That seems to be the crucial point. Rust is optimized for writing complex systems software in large teams. That’s not a great fit for a small team hacking on something that is at least in part an art project. You wouldn’t choose something like Ada for that either.
I've run into this in a side project I'm working on, where my indecision over which ownership models are actually workable in the API to satisfy the needs I have means almost all of the coding is spent just proving I can get an ownership model working over having a skeleton code that can do something. And still, even as lacking as functionality as this codebase is, swapping to a new ownership model takes several minutes of coding. Trying to do this kind of exploration on a codebase that has real functionality would mean spending hours of change just to move some property from here to there.
Why choose Rust if you don’t care about maintainability and long term stability? Those are core values of the language!
The language choice was wrong from the start. C++ is king for games so if you care more about delivering features and fast prototyping why not go with that?
Maybe Rust is not a good language for rapid iteration in the game industry. And that’s ok I think.
Personally I like Javascript
I really enjoy having automated tests and automated tests solve problems. Like, I absolutely love our molecule test suite for our infrastructure code and it gives us huge value.
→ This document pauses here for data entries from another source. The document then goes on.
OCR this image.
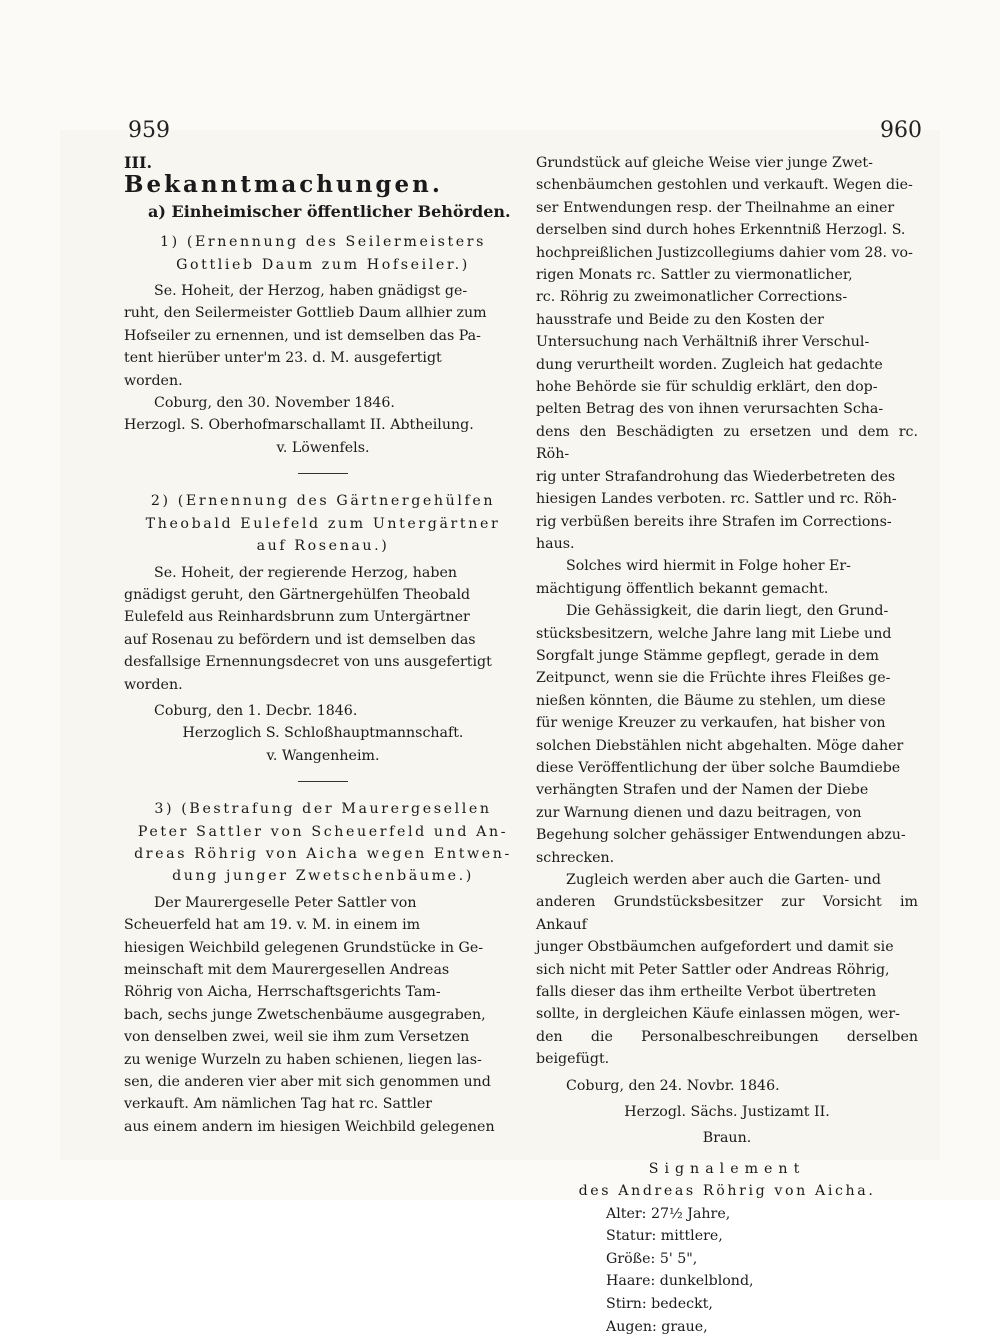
959	960

III.

Bekanntmachungen.

a) Einheimischer öffentlicher Behörden.

1) (Ernennung des Seilermeisters

Gottlieb Daum zum Hofseiler.)

Se. Hoheit, der Herzog, haben gnädigst ge-

ruht, den Seilermeister Gottlieb Daum allhier zum

Hofseiler zu ernennen, und ist demselben das Pa-

tent hierüber unter'm 23. d. M. ausgefertigt

worden.

Coburg, den 30. November 1846.

Herzogl. S. Oberhofmarschallamt II. Abtheilung.

v. Löwenfels.

2) (Ernennung des Gärtnergehülfen

Theobald Eulefeld zum Untergärtner

auf Rosenau.)

Se. Hoheit, der regierende Herzog, haben

gnädigst geruht, den Gärtnergehülfen Theobald

Eulefeld aus Reinhardsbrunn zum Untergärtner

auf Rosenau zu befördern und ist demselben das

desfallsige Ernennungsdecret von uns ausgefertigt

worden.

Coburg, den 1. Decbr. 1846.

Herzoglich S. Schloßhauptmannschaft.

v. Wangenheim.

3) (Bestrafung der Maurergesellen

Peter Sattler von Scheuerfeld und An-

dreas Röhrig von Aicha wegen Entwen-

dung junger Zwetschenbäume.)

Der Maurergeselle Peter Sattler von

Scheuerfeld hat am 19. v. M. in einem im

hiesigen Weichbild gelegenen Grundstücke in Ge-

meinschaft mit dem Maurergesellen Andreas

Röhrig von Aicha, Herrschaftsgerichts Tam-

bach, sechs junge Zwetschenbäume ausgegraben,

von denselben zwei, weil sie ihm zum Versetzen

zu wenige Wurzeln zu haben schienen, liegen las-

sen, die anderen vier aber mit sich genommen und

verkauft. Am nämlichen Tag hat rc. Sattler

aus einem andern im hiesigen Weichbild gelegenen

Grundstück auf gleiche Weise vier junge Zwet-

schenbäumchen gestohlen und verkauft. Wegen die-

ser Entwendungen resp. der Theilnahme an einer

derselben sind durch hohes Erkenntniß Herzogl. S.

hochpreißlichen Justizcollegiums dahier vom 28. vo-

rigen Monats rc. Sattler zu viermonatlicher,

rc. Röhrig zu zweimonatlicher Corrections-

hausstrafe und Beide zu den Kosten der

Untersuchung nach Verhältniß ihrer Verschul-

dung verurtheilt worden. Zugleich hat gedachte

hohe Behörde sie für schuldig erklärt, den dop-

pelten Betrag des von ihnen verursachten Scha-

dens den Beschädigten zu ersetzen und dem rc. Röh-

rig unter Strafandrohung das Wiederbetreten des

hiesigen Landes verboten. rc. Sattler und rc. Röh-

rig verbüßen bereits ihre Strafen im Corrections-

haus.

Solches wird hiermit in Folge hoher Er-

mächtigung öffentlich bekannt gemacht.

Die Gehässigkeit, die darin liegt, den Grund-

stücksbesitzern, welche Jahre lang mit Liebe und

Sorgfalt junge Stämme gepflegt, gerade in dem

Zeitpunct, wenn sie die Früchte ihres Fleißes ge-

nießen könnten, die Bäume zu stehlen, um diese

für wenige Kreuzer zu verkaufen, hat bisher von

solchen Diebstählen nicht abgehalten. Möge daher

diese Veröffentlichung der über solche Baumdiebe

verhängten Strafen und der Namen der Diebe

zur Warnung dienen und dazu beitragen, von

Begehung solcher gehässiger Entwendungen abzu-

schrecken.

Zugleich werden aber auch die Garten- und

anderen Grundstücksbesitzer zur Vorsicht im Ankauf

junger Obstbäumchen aufgefordert und damit sie

sich nicht mit Peter Sattler oder Andreas Röhrig,

falls dieser das ihm ertheilte Verbot übertreten

sollte, in dergleichen Käufe einlassen mögen, wer-

den die Personalbeschreibungen derselben beigefügt.

Coburg, den 24. Novbr. 1846.

Herzogl. Sächs. Justizamt II.

Braun.

Signalement

des Andreas Röhrig von Aicha.

Alter: 27½ Jahre,
Statur: mittlere,
Größe: 5' 5",
Haare: dunkelblond,
Stirn: bedeckt,
Augen: graue,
The smoke tests we have for the infrastructure running after deployments are amazing. It's liberating in an environment of rapid and chaotic changes everywhere, complex interdependencies, as well as pressure on top.
However, if I try to transfer that kinda approach to a game it just... fails?
But the realization is: In games, many behaviors and systems are actually far simpler and less intertwined in arcane ways, and code changes actually less frequently and dramatically than at work.
I could see structured testing in e.g. turn based strategy games and such, so you can test that the culture per turn is correctly calculated based off of many different situations and such.
But in many smaller projects I've had, you write some janky code, make sure the enemy behaves as expected... and never touch or change that piece of code ever again. And it just doesn't break, because no fundamental part below it ever changes, because then the entire house of card would fall apart.
It feels dang weird, but it works very well for smaller projects.